Tutto falso. Tutto “tecnicamente smentibile”. Il presidente del Consiglio, Matteo Renzi, ha risposto così, nel corso del question time di oggi alla Camera, all’interrogazione del Movimento 5 Stelle che gli chiedeva spiegazioni (tra le altre cose) sull’aumento dei costi di Palazzo Chigi: ben 139,5 milioni di euro in più spesi nel 2014, primo anno dell’ex sindaco di Firenze alla guida del governo, rispetto ai dodici mesi precedenti. Quando a capo dell’esecutivo c’era “l’incapace” Enrico Letta (così lo etichettò Renzi nella telefonata con il generale della Guardia di Finanza, Michele Adinolfi).

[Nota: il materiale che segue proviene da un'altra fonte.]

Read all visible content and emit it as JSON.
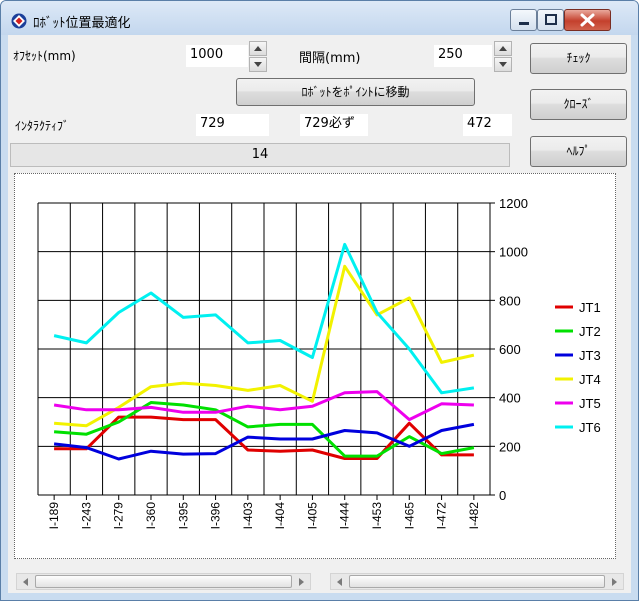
{
  "window": {
    "title": "ﾛﾎﾞｯﾄ位置最適化"
  },
  "controls": {
    "offset_label": "ｵﾌｾｯﾄ(mm)",
    "offset_value": "1000",
    "interval_label": "間隔(mm)",
    "interval_value": "250",
    "move_button": "ﾛﾎﾞｯﾄをﾎﾟｲﾝﾄに移動",
    "interactive_label": "ｲﾝﾀﾗｸﾃｨﾌﾞ",
    "value_a": "729",
    "value_b": "729必ず",
    "value_c": "472",
    "progress_text": "14",
    "check_button": "ﾁｪｯｸ",
    "close_button": "ｸﾛｰｽﾞ",
    "help_button": "ﾍﾙﾌﾟ"
  },
  "chart_data": {
    "type": "line",
    "categories": [
      "I-189",
      "I-243",
      "I-279",
      "I-360",
      "I-395",
      "I-396",
      "I-403",
      "I-404",
      "I-405",
      "I-444",
      "I-453",
      "I-465",
      "I-472",
      "I-482"
    ],
    "ylim": [
      0,
      1200
    ],
    "yticks": [
      "0",
      "200",
      "400",
      "600",
      "800",
      "1000",
      "1200"
    ],
    "y_axis_position": "right",
    "grid": true,
    "legend_position": "right",
    "series": [
      {
        "name": "JT1",
        "color": "#e00000",
        "values": [
          190,
          190,
          320,
          320,
          310,
          310,
          185,
          180,
          185,
          150,
          150,
          295,
          165,
          165
        ]
      },
      {
        "name": "JT2",
        "color": "#00e000",
        "values": [
          260,
          250,
          300,
          380,
          370,
          350,
          280,
          290,
          290,
          160,
          160,
          240,
          170,
          195
        ]
      },
      {
        "name": "JT3",
        "color": "#0000dd",
        "values": [
          210,
          195,
          148,
          180,
          168,
          170,
          238,
          230,
          230,
          265,
          255,
          200,
          265,
          290
        ]
      },
      {
        "name": "JT4",
        "color": "#f2f200",
        "values": [
          295,
          285,
          360,
          445,
          460,
          450,
          430,
          450,
          385,
          940,
          740,
          810,
          545,
          575
        ]
      },
      {
        "name": "JT5",
        "color": "#ee00ee",
        "values": [
          370,
          350,
          350,
          360,
          340,
          340,
          365,
          350,
          365,
          420,
          425,
          310,
          375,
          370
        ]
      },
      {
        "name": "JT6",
        "color": "#00f0f0",
        "values": [
          655,
          625,
          750,
          830,
          730,
          740,
          625,
          635,
          565,
          1030,
          750,
          600,
          420,
          440
        ]
      }
    ]
  }
}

Ma cosa ha risposto nel dettaglio il premier ai rilievi dei grillini? “Sugli aumenti di costi nel 2014 semplicemente non ha detto nulla – spiega il deputato del M5S Giorgio Sorial, primo firmatario dell’interrogazione –. Ha preferito invece svicolare parlando d’altro con l’ennesima supercazzola, una truffa”.

Renzi ha esordito parlando dell’andamento delle uscite per l’anno in corso. “L’aumento di spesa nel 2015 – ha spiegato in Aula – è legato soltanto al fatto che siamo passati da 15 milioni di euro a 60 milioni per il pagamento per le pronunce giurisdizionali esecutive dei contenziosi legati alle borse di studio dei medici specializzandi”. Ciononostante, alla fine della fiera, secondo Renzi “c’è una diminuzione di spesa a Palazzo Chigi di 3 milioni di euro soltanto sulle spese correnti”. E ancora: “Rispetto al tema delle autoblu, vorrei sottolinearvi come le autovetture di servizio in dotazione alla presidenza del Consiglio sono state ridotte a 15. Parlano i numeri, per noi – ha scandito Renzi –: erano 840mila gli euro su questo capitolo nel 2013, sono, nel 2015, 230mila. Ancora troppi, peraltro”. Anche sul nuovo Airbus A330 (in leasing), che dovrebbe sostituire il vecchio A319, per i voli di Stato del presidente del Consiglio, e che secondo il M5S costerebbe 800 mila euro a settimana, il premier ha respinto le accuse: “Basta aspettare i numeri e anche su questo sarete smentiti dalla realtà, che è più forte di ogni tipo di demagogia”.

Risposta deludente, sentenzia Sorial. “Se 7 milioni di italiani senza lavoro e 10 milioni che non vivono, ma sopravvivono, non meritano una risposta ai suoi sprechi e ai suoi vizietti, allora lei non merita gli italiani – ha scandito nella sua replica in Aula –. Ha aumentato le spese di Palazzo Chigi per 140 milioni di euro e, mentre lei prenota un nuovo e inutile aereo personale, il suo governo lascia i trasporti del Sud a un livello medievale e discute di ponti sullo Stretto. Con quei 140 milioni di euro noi daremo un abbonamento annuale ai mezzi di trasporto ad almeno 500 mila famiglie italiane”. Ed anche nel 2015, secondo Sorial, “i risparmi di spesa non esistono: stando al bilancio di previsione di palazzo Chigi ci sono 1,7 miliardi di spesa in meno ma guardando le tabelle della nota preliminare si scopre che sono attribuibili ad un passaggio a livello contabile della Protezione civile e dei suoi mutui al ministro dell’Economia”.